Closed daoud-sie closed 8 years ago
Hi Daoud, thanks for the report. Your observations are correct; some function calls to matrixStats may break because they assume a certain order of arguments. The solution is to use named arguments. I should have added a note about this to the NEWS file, but too late now.
In matrixStats (>= 0.50.0), we introduced optional arguments idxs
, rows
, and cols
for optimized subsetted matrixStats calculations.
When adding these arguments we debated whether to add them (i) at the very end after all existing arguments, or (ii) after the arguments that should be subsetted by them. We went with the latter intentionally.
For example, with binCounts()
we used to have:
> args(binCounts)
function (x, bx, right = FALSE, ...)
but now we have
> args(binCounts)
function (x, idxs = NULL, bx, right = FALSE, ...)
Thus, if binCounts()
was called as:
binCounts(x, bx)
then, yes, it will break, because it effectively becomes:
binCounts(x, idxs=bx)
and not
binCounts(x, bx=bx)
as intended.
Update the code to use named arguments as far as possible in all matrixStats calls.

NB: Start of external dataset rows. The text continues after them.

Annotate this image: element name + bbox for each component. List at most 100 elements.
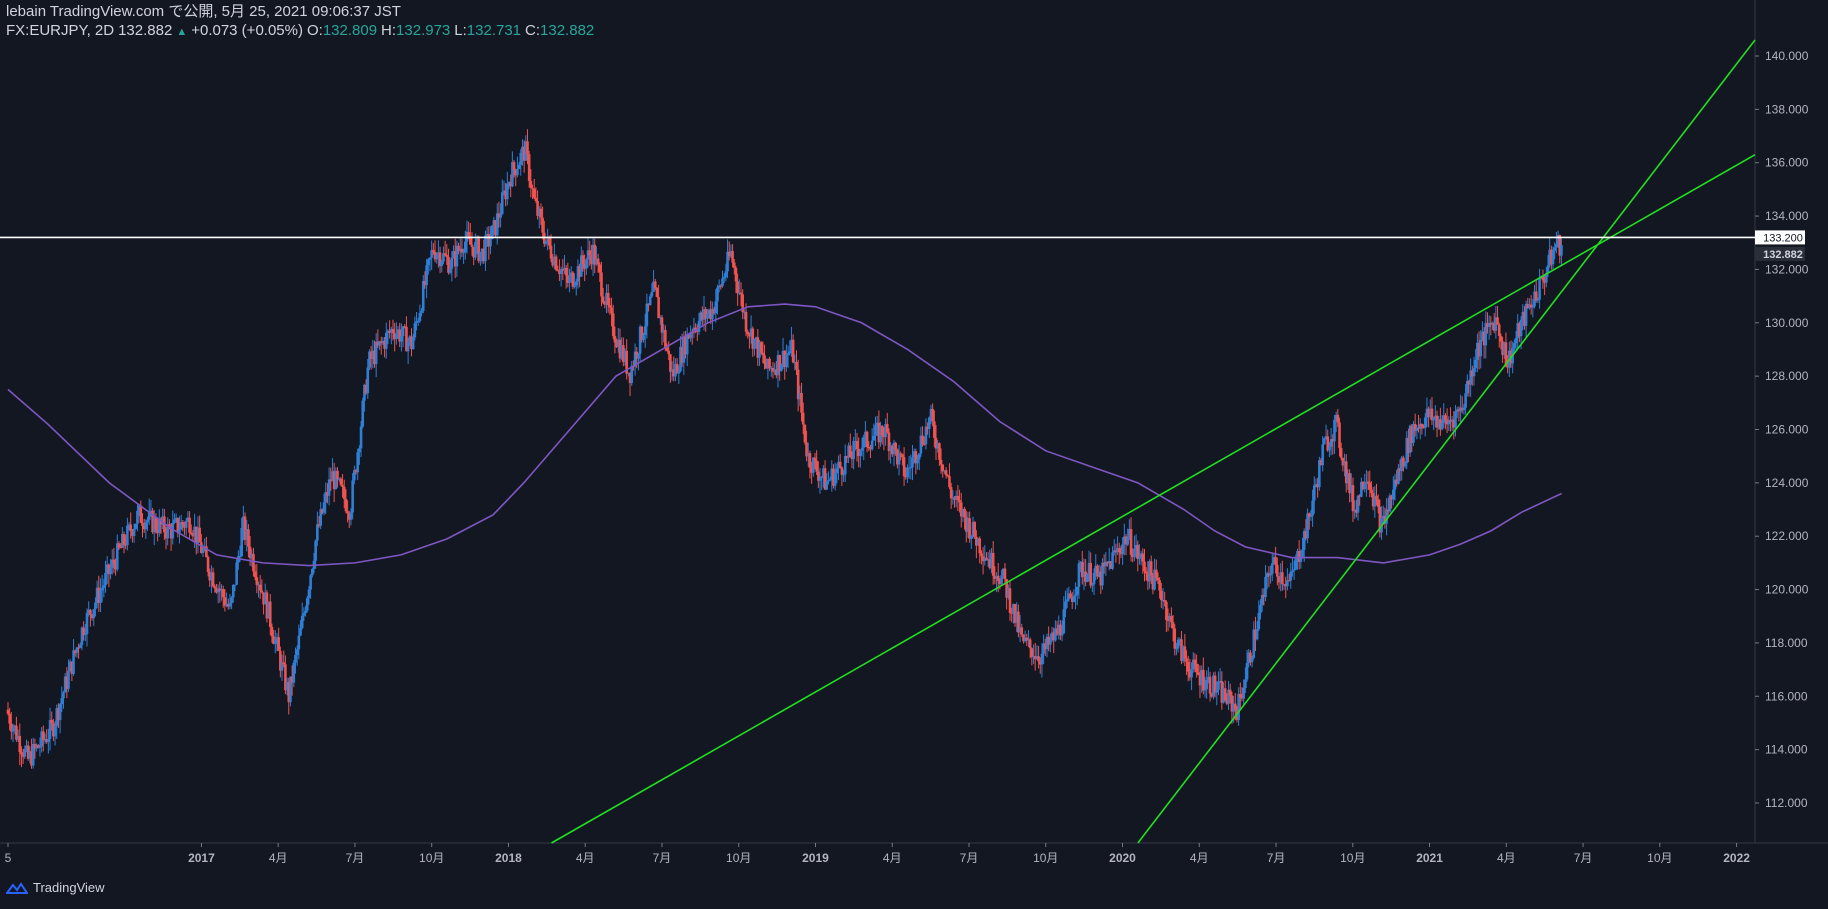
candle-body: [8, 713, 11, 724]
candle-body: [978, 538, 982, 554]
candle-body: [1287, 580, 1291, 582]
candle-body: [606, 292, 610, 306]
candle-body: [89, 609, 92, 615]
candle-body: [42, 731, 45, 741]
candle-body: [862, 436, 866, 448]
x-tick-label: 4月: [269, 851, 288, 865]
candle-body: [1464, 393, 1467, 408]
candle-body: [1089, 562, 1092, 586]
candle-body: [1205, 680, 1208, 690]
candle-body: [664, 329, 667, 348]
candle-body: [1370, 489, 1373, 494]
candle-body: [973, 522, 976, 537]
y-tick-label: 120.000: [1765, 583, 1809, 597]
candle-body: [1223, 688, 1227, 701]
candle-body: [361, 400, 365, 427]
candle-body: [316, 524, 319, 541]
candle-body: [1244, 679, 1247, 689]
candle-body: [1259, 604, 1262, 613]
candle-body: [1479, 339, 1483, 357]
candle-body: [1242, 688, 1245, 699]
candle-body: [1166, 619, 1170, 621]
candle-body: [1008, 588, 1012, 613]
candle-body: [238, 556, 242, 558]
candle-body: [927, 417, 931, 429]
candle-body: [1328, 446, 1331, 451]
x-tick-label: 7月: [1267, 851, 1286, 865]
candle-body: [299, 628, 302, 636]
candle-body: [489, 238, 492, 247]
y-tick-label: 118.000: [1765, 636, 1808, 650]
candle-body: [84, 633, 87, 636]
candle-body: [1000, 575, 1003, 585]
candle-body: [1403, 463, 1407, 467]
candle-body: [1309, 515, 1313, 517]
candle-body: [1195, 663, 1198, 673]
candle-body: [1356, 495, 1360, 513]
candle-body: [991, 552, 995, 576]
y-tick-label: 126.000: [1765, 422, 1809, 436]
candle-body: [23, 749, 27, 757]
candle-body: [274, 639, 277, 644]
candle-body: [870, 440, 874, 450]
candle-body: [206, 557, 210, 573]
candle-body: [1149, 561, 1153, 576]
candle-body: [484, 235, 487, 262]
candle-body: [1037, 656, 1040, 662]
candle-body: [512, 161, 516, 170]
candle-body: [996, 575, 1000, 581]
candle-body: [1420, 423, 1424, 428]
candle-body: [1158, 580, 1161, 591]
candle-body: [336, 470, 339, 479]
candle-body: [1474, 360, 1477, 369]
candle-body: [894, 442, 897, 450]
candle-body: [253, 571, 257, 578]
candle-body: [67, 671, 70, 689]
candle-body: [1196, 672, 1200, 675]
candle-body: [416, 320, 420, 322]
candle-body: [445, 255, 449, 257]
candle-body: [268, 601, 272, 627]
candle-body: [102, 585, 106, 588]
candle-body: [1133, 548, 1136, 557]
candle-body: [885, 424, 889, 433]
candle-body: [874, 425, 877, 436]
y-tick-label: 134.000: [1765, 209, 1809, 223]
candle-body: [144, 522, 148, 530]
candle-body: [1215, 689, 1219, 693]
candle-body: [970, 535, 973, 539]
candle-body: [1497, 324, 1501, 336]
candle-body: [1423, 417, 1427, 429]
y-tick-label: 114.000: [1765, 743, 1808, 757]
candle-body: [820, 477, 824, 479]
candle-body: [20, 752, 23, 755]
candle-body: [292, 662, 296, 683]
candle-body: [1086, 574, 1089, 582]
candle-body: [906, 467, 909, 478]
candle-body: [351, 480, 354, 513]
candle-body: [255, 577, 259, 585]
x-tick-label: 10月: [726, 851, 751, 865]
candles: [6, 129, 1563, 769]
candle-body: [655, 287, 659, 297]
tradingview-logo[interactable]: TradingView: [6, 880, 105, 895]
candle-body: [1190, 669, 1193, 678]
candle-body: [1496, 317, 1499, 325]
candle-body: [554, 256, 558, 270]
candle-body: [860, 447, 864, 451]
candle-body: [568, 276, 571, 283]
candle-body: [1338, 422, 1341, 449]
candle-body: [800, 392, 803, 413]
candle-body: [1228, 689, 1232, 696]
candle-body: [173, 519, 176, 523]
candle-body: [1092, 572, 1096, 585]
candle-body: [1462, 407, 1466, 411]
candle-body: [112, 559, 116, 564]
candle-body: [917, 453, 921, 460]
candle-body: [341, 484, 344, 487]
candle-body: [786, 353, 790, 356]
candle-body: [1111, 552, 1114, 569]
candle-body: [825, 481, 829, 490]
price-chart[interactable]: 112.000 114.000 116.000 118.000 120.000 122.0…: [0, 0, 1828, 909]
candle-body: [418, 312, 422, 321]
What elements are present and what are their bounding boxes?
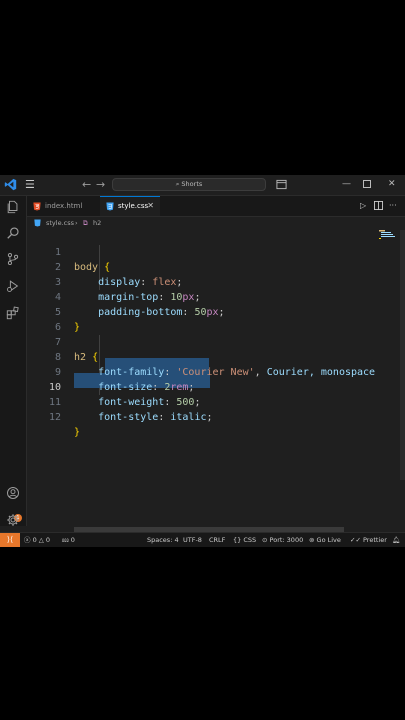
status-bar: ⟩⟨ ⓧ 0 △ 0 ⅏ 0 Spaces: 4 UTF-8 CRLF {} C…: [0, 532, 405, 547]
warning-icon: △: [38, 536, 44, 544]
breadcrumb-symbol[interactable]: h2: [93, 216, 101, 230]
tab-label: index.html: [45, 202, 83, 210]
manage-gear-icon[interactable]: [6, 513, 20, 527]
layout-toggle-icon[interactable]: [276, 179, 287, 190]
prettier-status[interactable]: ✓✓ Prettier: [350, 533, 387, 547]
code-line: 7 h2 {: [54, 337, 99, 363]
ports-indicator[interactable]: ⅏ 0: [62, 533, 75, 547]
hamburger-menu-icon[interactable]: ☰: [25, 179, 35, 190]
vertical-scrollbar[interactable]: [400, 230, 405, 480]
code-line: 12 }: [48, 412, 81, 438]
run-debug-icon[interactable]: [6, 279, 20, 293]
source-control-icon[interactable]: [6, 252, 20, 266]
notifications-bell-icon[interactable]: 🔔︎: [392, 533, 400, 547]
maximize-icon[interactable]: [363, 180, 371, 188]
code-line: 5 }: [54, 307, 81, 333]
language-mode-selector[interactable]: {} CSS: [233, 533, 256, 547]
minimap[interactable]: [377, 230, 399, 526]
indentation-selector[interactable]: Spaces: 4: [147, 533, 179, 547]
split-editor-icon[interactable]: [374, 201, 383, 210]
encoding-selector[interactable]: UTF-8: [183, 533, 202, 547]
remote-indicator-icon[interactable]: ⟩⟨: [0, 533, 20, 547]
minimize-icon[interactable]: —: [342, 178, 351, 191]
problems-indicator[interactable]: ⓧ 0 △ 0: [24, 533, 50, 547]
html5-icon: [33, 202, 41, 210]
breadcrumb-file[interactable]: style.css: [46, 216, 74, 230]
live-server-port[interactable]: ⊙ Port: 3000: [262, 533, 303, 547]
search-icon[interactable]: [6, 226, 20, 240]
command-center-search[interactable]: ⌕ Shorts: [112, 178, 266, 191]
accounts-icon[interactable]: [6, 486, 20, 500]
lock-icon: ⊙: [262, 536, 268, 544]
editor-tab-bar: index.html style.css ✕ ▷ ···: [27, 196, 405, 217]
vscode-window: ☰ ← → ⌕ Shorts — ✕ 1 index.html style.cs…: [0, 175, 405, 547]
chevron-right-icon: ›: [75, 219, 78, 227]
code-line: 1 body {: [54, 247, 111, 273]
css3-icon: [34, 219, 41, 227]
activity-bar: 1: [0, 196, 27, 526]
close-icon[interactable]: ✕: [147, 197, 154, 215]
more-actions-icon[interactable]: ···: [389, 201, 397, 211]
css3-icon: [106, 202, 114, 210]
tab-label: style.css: [118, 202, 149, 210]
tab-style-css[interactable]: style.css ✕: [100, 196, 160, 216]
braces-icon: {}: [233, 536, 242, 544]
symbol-icon: ⧉: [83, 219, 88, 227]
breadcrumb: style.css › ⧉ h2: [27, 216, 405, 230]
code-line: 8 font-family: 'Courier New', Courier, m…: [54, 352, 376, 378]
run-file-icon[interactable]: ▷: [360, 201, 366, 211]
extensions-icon[interactable]: [6, 306, 20, 320]
files-explorer-icon[interactable]: [6, 200, 20, 214]
code-line: 4 padding-bottom: 50px;: [54, 292, 225, 318]
code-line: 3 margin-top: 10px;: [54, 277, 201, 303]
code-line-current: 10 font-weight: 500;: [48, 382, 201, 408]
eol-selector[interactable]: CRLF: [209, 533, 225, 547]
arrow-right-icon[interactable]: →: [96, 178, 105, 191]
arrow-left-icon[interactable]: ←: [82, 178, 91, 191]
code-line: 6: [54, 322, 61, 333]
code-editor[interactable]: 1 body { 2 display: flex; 3 margin-top: …: [27, 230, 405, 533]
go-live-button[interactable]: ⊚ Go Live: [309, 533, 341, 547]
title-bar: ☰ ← → ⌕ Shorts — ✕: [0, 175, 405, 196]
close-window-icon[interactable]: ✕: [388, 178, 396, 191]
code-line: 2 display: flex;: [54, 262, 183, 288]
code-line: 9 font-size: 2rem;: [54, 367, 195, 393]
broadcast-icon: ⅏: [62, 536, 69, 544]
code-line: 11 font-style: italic;: [48, 397, 213, 423]
broadcast-icon: ⊚: [309, 536, 315, 544]
vscode-logo-icon: [4, 178, 17, 191]
check-icon: ✓✓: [350, 536, 361, 544]
tab-index-html[interactable]: index.html: [27, 196, 99, 216]
error-icon: ⓧ: [24, 536, 31, 544]
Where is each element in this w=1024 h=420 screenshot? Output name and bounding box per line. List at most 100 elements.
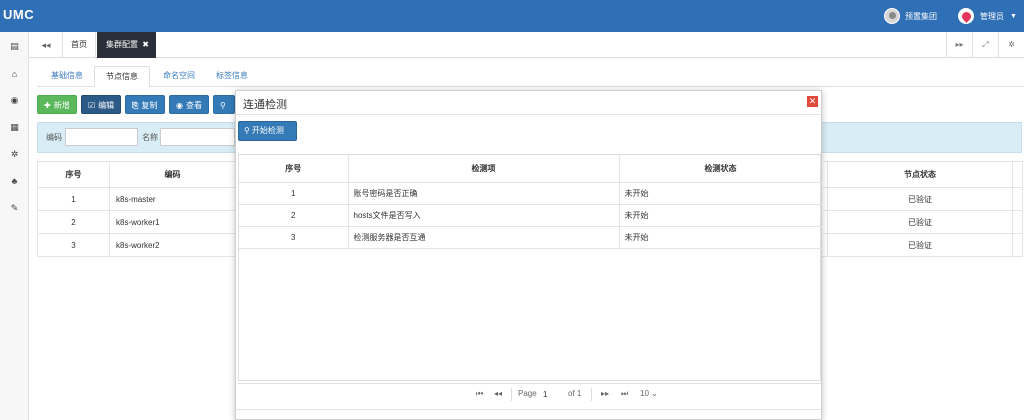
- name-filter-input[interactable]: [160, 128, 235, 146]
- tab-settings-icon[interactable]: ✲: [998, 32, 1024, 58]
- table-row[interactable]: 1 账号密码是否正确 未开始: [239, 182, 823, 205]
- fullscreen-icon[interactable]: ⤢: [972, 32, 998, 58]
- user-label: 管理员: [980, 11, 1004, 21]
- pager-divider: [591, 388, 592, 401]
- edit-label: 编辑: [98, 101, 115, 110]
- name-filter-label: 名称: [142, 133, 158, 142]
- dialog-footer-divider: [236, 409, 821, 410]
- chevron-down-icon: ⌄: [651, 389, 658, 398]
- search-button[interactable]: ⚲: [213, 95, 235, 114]
- code-filter-input[interactable]: [65, 128, 138, 146]
- view-button[interactable]: ◉ 查看: [169, 95, 209, 114]
- check-table-header: 序号 检测项 检测状态: [239, 155, 823, 183]
- page-number-input[interactable]: 1: [540, 388, 560, 401]
- view-label: 查看: [185, 101, 202, 110]
- subtab-namespace[interactable]: 命名空间: [153, 66, 205, 87]
- row-check-item: 账号密码是否正确: [348, 182, 620, 205]
- first-page-icon[interactable]: ⏮: [476, 389, 483, 399]
- page-label: Page: [518, 389, 537, 398]
- row-seq: 1: [37, 187, 110, 211]
- row-status: 已验证: [827, 210, 1013, 234]
- tab-home[interactable]: 首页: [62, 32, 96, 58]
- eye-icon[interactable]: ◉: [0, 95, 29, 106]
- cluster-switcher[interactable]: 预置集团: [884, 8, 937, 24]
- col-code: 编码: [109, 161, 236, 188]
- copy-icon: ⎘: [132, 101, 139, 110]
- cluster-label: 预置集团: [905, 11, 937, 21]
- row-check-item: 检测服务器是否互通: [348, 226, 620, 249]
- id-card-icon[interactable]: ▤: [0, 41, 29, 52]
- subtab-node-info[interactable]: 节点信息: [94, 66, 150, 87]
- tab-scroll-right-icon[interactable]: ▸▸: [946, 32, 972, 58]
- pagination-bar: ⏮ ◂◂ Page 1 of 1 ▸▸ ⏭ 10 ⌄: [238, 383, 821, 405]
- add-button[interactable]: ✚ 新增: [37, 95, 77, 114]
- row-check-status: 未开始: [619, 204, 823, 227]
- tab-scroll-left-icon[interactable]: ◂◂: [33, 32, 59, 58]
- last-page-icon[interactable]: ⏭: [621, 389, 628, 399]
- edit-button[interactable]: ☑ 编辑: [81, 95, 121, 114]
- copy-button[interactable]: ⎘ 复制: [125, 95, 165, 114]
- start-check-label: 开始检测: [251, 126, 284, 135]
- col-check-status: 检测状态: [619, 155, 823, 183]
- add-label: 新增: [53, 101, 70, 110]
- row-check-status: 未开始: [619, 182, 823, 205]
- check-grid: 序号 检测项 检测状态 1 账号密码是否正确 未开始 2 hosts文件是否写入…: [238, 154, 823, 381]
- row-filler: [1012, 210, 1023, 234]
- app-logo: UMC: [3, 7, 35, 22]
- dialog-divider: [236, 114, 821, 115]
- tab-strip: ◂◂ 首页 集群配置 ✖ ▸▸ ⤢ ✲: [29, 32, 1024, 58]
- user-menu[interactable]: 管理员 ▼: [958, 7, 1017, 25]
- server-icon[interactable]: ▦: [0, 122, 29, 133]
- row-filler: [1012, 187, 1023, 211]
- row-seq: 2: [239, 204, 349, 227]
- search-icon: ⚲: [220, 101, 226, 110]
- next-page-icon[interactable]: ▸▸: [601, 389, 609, 398]
- row-seq: 3: [239, 226, 349, 249]
- row-status: 已验证: [827, 233, 1013, 257]
- gear-icon[interactable]: ✲: [0, 149, 29, 160]
- top-bar: UMC 预置集团 管理员 ▼: [0, 0, 1024, 32]
- map-pin-icon: [958, 8, 974, 24]
- bank-icon[interactable]: ⌂: [0, 69, 29, 79]
- tab-close-icon[interactable]: ✖: [142, 40, 149, 49]
- row-seq: 2: [37, 210, 110, 234]
- search-icon: ⚲: [244, 126, 250, 135]
- page-count-label: of 1: [568, 389, 582, 398]
- eye-icon: ◉: [176, 101, 183, 110]
- col-seq: 序号: [239, 155, 349, 183]
- wrench-icon[interactable]: ✎: [0, 203, 29, 214]
- row-code: k8s-worker2: [109, 233, 236, 257]
- col-check-item: 检测项: [348, 155, 620, 183]
- code-filter-label: 编码: [46, 133, 62, 142]
- subtab-tag-info[interactable]: 标签信息: [207, 66, 257, 87]
- row-filler: [1012, 233, 1023, 257]
- subtab-basic-info[interactable]: 基础信息: [43, 66, 91, 87]
- sub-tabs: 基础信息 节点信息 命名空间 标签信息: [37, 66, 1024, 87]
- col-filler: [1012, 161, 1023, 188]
- row-code: k8s-master: [109, 187, 236, 211]
- connectivity-check-dialog: 连通检测 ✕ ⚲ 开始检测 序号 检测项 检测状态 1 账号密码是否正确 未开始 …: [235, 90, 823, 420]
- tab-cluster-config[interactable]: 集群配置 ✖: [97, 32, 156, 58]
- caret-down-icon: ▼: [1010, 12, 1017, 20]
- prev-page-icon[interactable]: ◂◂: [494, 389, 502, 398]
- row-code: k8s-worker1: [109, 210, 236, 234]
- start-check-button[interactable]: ⚲ 开始检测: [238, 121, 297, 141]
- row-seq: 1: [239, 182, 349, 205]
- col-node-status: 节点状态: [827, 161, 1013, 188]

The exception is the first argument, which does not have to be named. This also applies to the second argument if that specify weights, e.g.
> args(weightedMean)
function (x, w = NULL, idxs = NULL, na.rm = FALSE, refine = FALSE, ...)
Before submitting to CRAN, I ran R CMD check --as-cran
on all 68 packages that depends on matrixStats to make sure the updated matrixStats version does not break any of the packages relying on it. This of course assumes that the package tests of those packages actually test all of its code that calls matrixStats.
I have now scanned the code of those 68 packages using static code inspection (partly by looking manually) and I only discovered one package that have this type of problem, namely (our) QDNAseq package, where the internal .binReadCountsPerSample()
function calls:
counts <- binCounts(hits[[chromosome]], chromosomeBreaks)
which if matrixStats (>= 0.50.0) is installed, equals:
counts <- binCounts(hits[[chromosome]], idxs=chromosomeBreaks)
I assume you are referring to this one.
Of course, we cannot check R scripts that are not part of CRAN or Bioconductor packages.
Thanks for the background info. I will use named arguments.
An extra argument is added in binCounts which will break code where no explicit argument names are used in calling the binCounts function. Some of my code assume "bx" to be the second argument. I can fix this in my code, but should we also fix it here?